A: My advice – and really this is applicable to everyone in the ecosystem is to begin incorporating this people-first ethos in evaluating business and investment decisions – whether related to product, partnership, strategy, or activation. 

It’s easy to see privacy and the broader regulatory shifts as disconnected from or – worse – as an impediment to marketing and business objectives. In reality, marketers and their customers are both ill-served by the status quo and the false promises of the relentless pursuit of precision.

While this holds true for many reasons, one of the most striking examples I’ve seen comes from a comment by a young woman submitted to the FTC during their 2022 request for comment on their Commercial Surveillance rulemaking.
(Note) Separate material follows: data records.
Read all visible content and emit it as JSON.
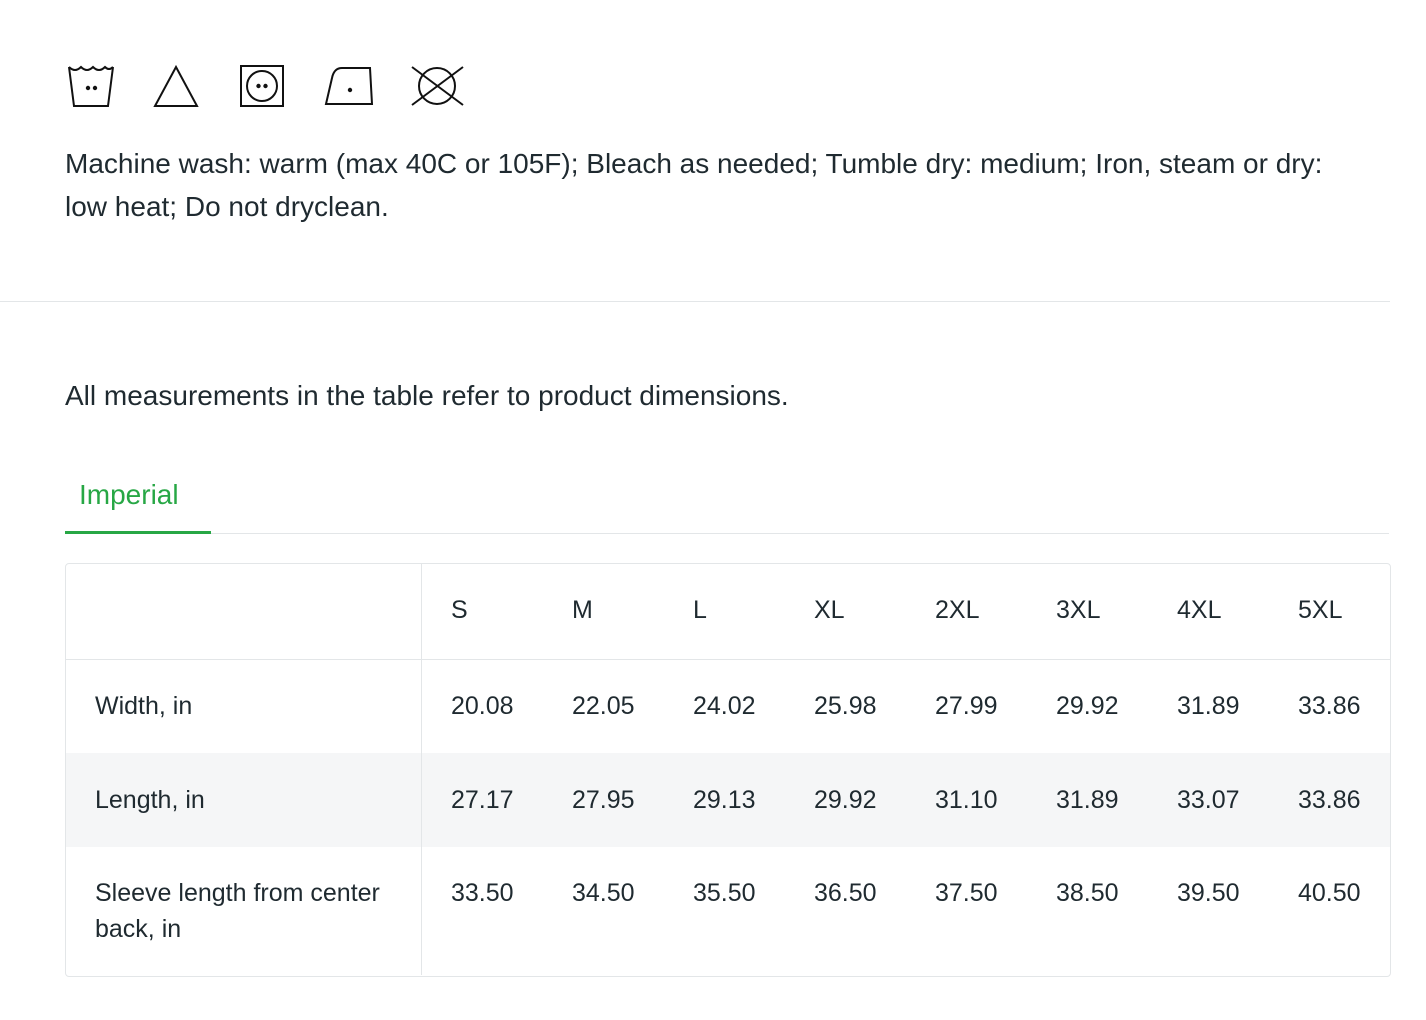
{
  "care": {
    "icons": [
      "machine-wash-warm-icon",
      "bleach-icon",
      "tumble-dry-medium-icon",
      "iron-low-icon",
      "do-not-dryclean-icon"
    ],
    "text": "Machine wash: warm (max 40C or 105F); Bleach as needed; Tumble dry: medium; Iron, steam or dry: low heat; Do not dryclean."
  },
  "measurements": {
    "note": "All measurements in the table refer to product dimensions.",
    "tabs": [
      {
        "label": "Imperial",
        "active": true
      }
    ],
    "accent_color": "#27a745",
    "columns": [
      "",
      "S",
      "M",
      "L",
      "XL",
      "2XL",
      "3XL",
      "4XL",
      "5XL"
    ],
    "rows": [
      {
        "label": "Width, in",
        "values": [
          "20.08",
          "22.05",
          "24.02",
          "25.98",
          "27.99",
          "29.92",
          "31.89",
          "33.86"
        ]
      },
      {
        "label": "Length, in",
        "values": [
          "27.17",
          "27.95",
          "29.13",
          "29.92",
          "31.10",
          "31.89",
          "33.07",
          "33.86"
        ]
      },
      {
        "label": "Sleeve length from center back, in",
        "values": [
          "33.50",
          "34.50",
          "35.50",
          "36.50",
          "37.50",
          "38.50",
          "39.50",
          "40.50"
        ]
      }
    ]
  }
}
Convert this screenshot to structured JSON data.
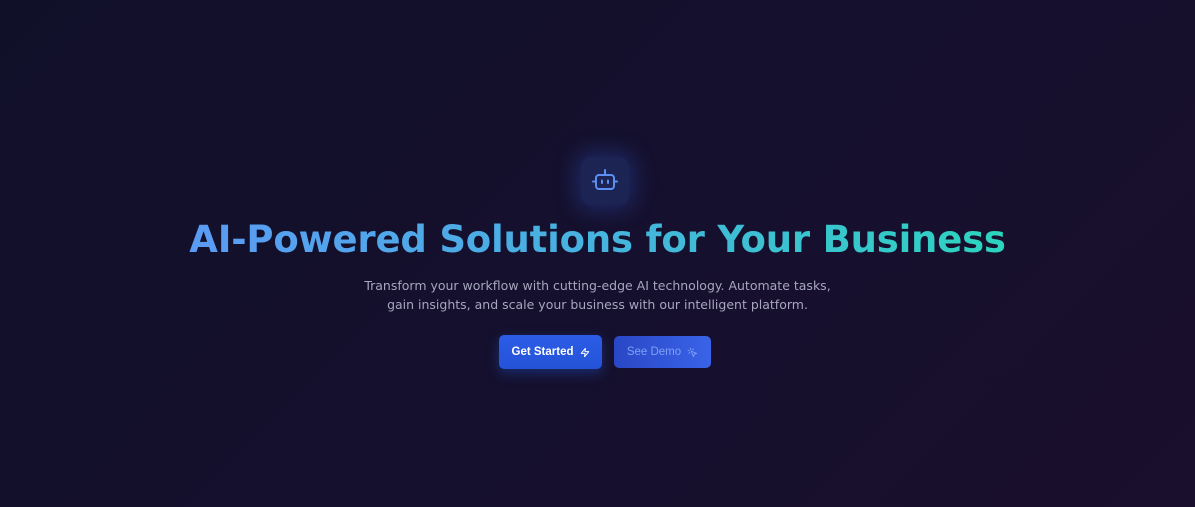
{
  "hero": {
    "logo_icon": "robot-icon",
    "headline": "AI-Powered Solutions for Your Business",
    "subtitle_line1": "Transform your workflow with cutting-edge AI technology. Automate tasks,",
    "subtitle_line2": "gain insights, and scale your business with our intelligent platform.",
    "colors": {
      "background": "#14102d",
      "headline_gradient_start": "#5b9bf5",
      "headline_gradient_end": "#2dd4bf",
      "primary_button": "#2453d8",
      "secondary_button": "#3a63e8"
    }
  },
  "buttons": {
    "primary_label": "Get Started",
    "primary_icon": "lightning-icon",
    "secondary_label": "See Demo",
    "secondary_icon": "cursor-click-icon"
  }
}
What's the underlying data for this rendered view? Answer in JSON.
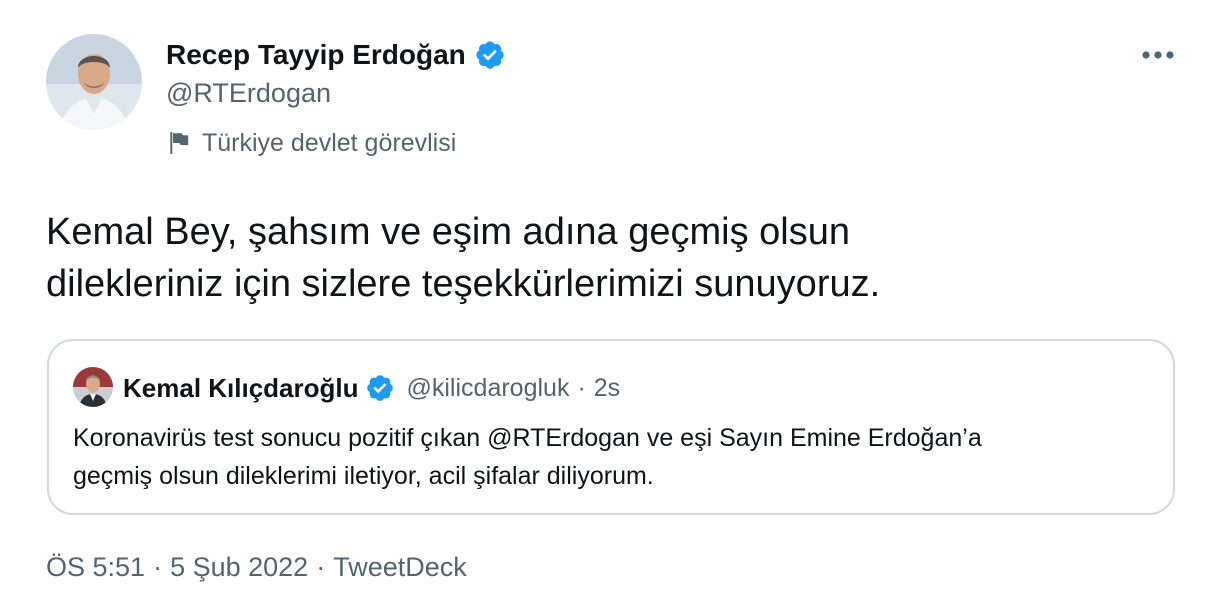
{
  "author": {
    "display_name": "Recep Tayyip Erdoğan",
    "handle": "@RTErdogan",
    "verified": true,
    "affiliation_label": "Türkiye devlet görevlisi",
    "avatar_icon": "profile-photo"
  },
  "menu": {
    "more_icon": "more-horizontal-icon"
  },
  "tweet": {
    "text_line1": "Kemal Bey, şahsım ve eşim adına geçmiş olsun",
    "text_line2": "dilekleriniz için sizlere teşekkürlerimizi sunuyoruz."
  },
  "quoted_tweet": {
    "display_name": "Kemal Kılıçdaroğlu",
    "handle": "@kilicdarogluk",
    "separator": "·",
    "time": "2s",
    "verified": true,
    "text_line1": "Koronavirüs test sonucu pozitif çıkan @RTErdogan ve eşi Sayın Emine Erdoğan’a",
    "text_line2": "geçmiş olsun dileklerimi iletiyor, acil şifalar diliyorum."
  },
  "meta": {
    "time": "ÖS 5:51",
    "separator": "·",
    "date": "5 Şub 2022",
    "source": "TweetDeck"
  },
  "colors": {
    "verified_blue": "#1d9bf0",
    "secondary_text": "#536471",
    "border": "#cfd9de"
  }
}
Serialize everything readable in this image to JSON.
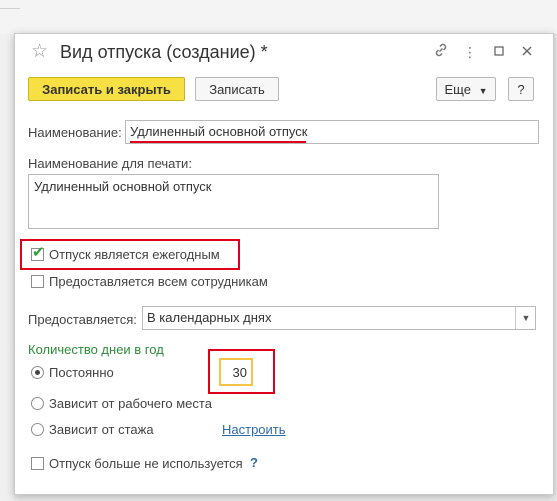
{
  "window": {
    "title": "Вид отпуска (создание) *"
  },
  "toolbar": {
    "save_close_label": "Записать и закрыть",
    "save_label": "Записать",
    "more_label": "Еще",
    "help_label": "?"
  },
  "form": {
    "name_label": "Наименование:",
    "name_value": "Удлиненный основной отпуск",
    "print_name_label": "Наименование для печати:",
    "print_name_value": "Удлиненный основной отпуск",
    "annual_label": "Отпуск является ежегодным",
    "annual_checked": true,
    "all_employees_label": "Предоставляется всем сотрудникам",
    "all_employees_checked": false,
    "provided_label": "Предоставляется:",
    "provided_value": "В календарных днях",
    "days_section_label": "Количество днеи в год",
    "radio_constant_label": "Постоянно",
    "radio_workplace_label": "Зависит от рабочего места",
    "radio_seniority_label": "Зависит от стажа",
    "configure_link": "Настроить",
    "days_value": "30",
    "not_used_label": "Отпуск больше не используется",
    "not_used_help": "?"
  },
  "colors": {
    "accent_yellow": "#f6e043",
    "highlight_red": "#e0001b",
    "section_green": "#2e8b3a",
    "link_blue": "#2f6aa8"
  }
}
She says As a teenager, I have grown up with the internet my whole life. My whole life since [I got a smartphone] I’ve had data collected on me. As a younger individual, I was confused as to why it felt like social media [companies]…needed all of this private information on me.  Or, even as a young woman, I use an app to track my menstruation. It’s disturbing to know that they have this data on my reproductive health, why do they need it?

I understand that they use our data for advertisement purposes but there’s been plenty of times where I click on a feature where it says it will stop suggesting ads to me that I don’t want but it does it anyways! It worries me, what will my life be like as an adult?”

This one comment from an ordinary citizen breaks through the illusion that personalization and precision necessarily mean greater effectiveness.  It points out not only the diminishing return awaiting a brand that crosses the line between relevance and exploitation, but also how this can be compounded by platforms’ failure to honor choices or provide effective controls. This is what happens when we lose sight of the human element. Spend is wasted. Trust is fractured. The platforms make money either way. 

Focus on strengthening legitimate relationships with your customers, built on trust and fairness – and partnerships that adhere to these same principles. Engage with your audience authentically and respectfully – reach them in environments that are trusted, with data and insights they’d expect you (and your partners, where relevant) to have and use.  

That requires taking a more intentional and thoughtful approach to defining audience and media strategy, but also to stewarding your investment – understanding your partners and their practices.

Thank you for reading the first post in our new Q&A Series. We look forward to sharing more perspectives, opinions, and discussions with other industry thought leaders.